In pure economic terms, Section 230 (together, it must be said, with the Digital Millennium Act’s notice-and-takedown provisions regarding copyrighted works) has been a success—the leading internet companies (among Western democracies at least) have been American. Section 230, with its bright-line rules barring internet services’ legal liability for content originated by a service’s users (rather than the services themselves) brought the Cubby model into the 21st century. Services could “curate” user content if they wanted to (just as a bookstore has a First Amendment-grounded right to choose which books it carries and sells), but wouldn’t be liable either for content they overlooked or for content they had (mis)judged to be lawful. In the digital world, Section 230 gave the platforms something like common-carriage legal protections but also autonomy to shape the character of their online “spaces.”
Because some platforms have been hugely successful, and because market shakeouts have left some players like Facebook and Google dominant (at least for now), other players have sought to roll back Section 230. Most recently the ostensible focus has been on sex trafficking (and commercial sexual services generally), which some critics believe has been made worse by online platforms like Backpage.com—even though Backpage almost certainly isn’t protected by Section 230 given the service’s role in originating sex-service content. But, really, the concern about internet sex-trafficking is being used as a stalking horse for players who are looking for opportunities either to sue the platforms and win big bucks or to impose stronger censorship obligations on the platforms for a variety of reasons—not the least of which is today’s moral panics about social media and big tech, which I’ve written about here and here.
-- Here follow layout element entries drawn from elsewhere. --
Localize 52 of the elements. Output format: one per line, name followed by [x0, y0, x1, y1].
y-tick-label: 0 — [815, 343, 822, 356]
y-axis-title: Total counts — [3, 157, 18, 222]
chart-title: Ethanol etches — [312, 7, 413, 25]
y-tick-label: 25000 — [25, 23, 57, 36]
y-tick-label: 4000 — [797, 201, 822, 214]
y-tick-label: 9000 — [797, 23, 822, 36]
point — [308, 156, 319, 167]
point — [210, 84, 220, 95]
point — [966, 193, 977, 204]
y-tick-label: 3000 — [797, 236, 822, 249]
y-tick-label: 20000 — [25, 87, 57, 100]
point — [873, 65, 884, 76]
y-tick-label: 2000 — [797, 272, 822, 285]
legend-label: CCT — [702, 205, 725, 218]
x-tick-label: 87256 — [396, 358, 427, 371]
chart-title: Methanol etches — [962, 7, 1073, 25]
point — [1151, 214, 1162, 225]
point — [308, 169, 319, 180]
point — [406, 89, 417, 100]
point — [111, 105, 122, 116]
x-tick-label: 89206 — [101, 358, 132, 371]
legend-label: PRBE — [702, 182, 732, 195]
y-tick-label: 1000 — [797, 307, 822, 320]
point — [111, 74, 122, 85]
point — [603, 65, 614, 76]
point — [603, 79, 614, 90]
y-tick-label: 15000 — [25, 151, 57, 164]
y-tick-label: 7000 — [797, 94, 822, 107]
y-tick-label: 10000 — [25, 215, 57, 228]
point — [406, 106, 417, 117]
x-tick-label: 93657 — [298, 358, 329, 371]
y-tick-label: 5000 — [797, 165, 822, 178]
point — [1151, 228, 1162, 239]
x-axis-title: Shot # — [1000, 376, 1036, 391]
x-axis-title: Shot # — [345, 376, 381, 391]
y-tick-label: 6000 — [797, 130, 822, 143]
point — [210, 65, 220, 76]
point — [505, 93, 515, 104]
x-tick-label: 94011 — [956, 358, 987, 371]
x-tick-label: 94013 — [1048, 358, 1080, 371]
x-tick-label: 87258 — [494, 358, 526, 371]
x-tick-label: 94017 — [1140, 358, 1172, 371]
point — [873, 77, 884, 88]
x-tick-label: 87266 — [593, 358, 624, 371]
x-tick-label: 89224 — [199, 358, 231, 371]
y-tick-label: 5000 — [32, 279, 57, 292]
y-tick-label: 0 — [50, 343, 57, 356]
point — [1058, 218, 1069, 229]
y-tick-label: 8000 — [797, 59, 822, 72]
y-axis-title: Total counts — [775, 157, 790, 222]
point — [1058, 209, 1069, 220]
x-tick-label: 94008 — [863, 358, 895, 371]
This isn’t to say we should never revisit Section 230 and consider whether its protections need to be refined. Maybe they do. But given that there is a larger moral panic going on about social media (e.g. Russian-sponsored trolls using Facebook to push for Brexit or Donald Trump’s election), we shouldn’t rush to judgment about amending or repealing Section 230. Most ordinary internet users love Google and Facebook (even when they’re sometimes irritated by what they find on these and other platforms). We ought not to hurriedly undermine the legal protections that allowed these American success stories to flourish. Even if today’s internet giants can survive the loss of Section 230 and absorb the costs of censorship compliance, new market entrants likely can’t. Which means that hobbling 230 will stifle the competition that got us to today’s rich internet in the first place.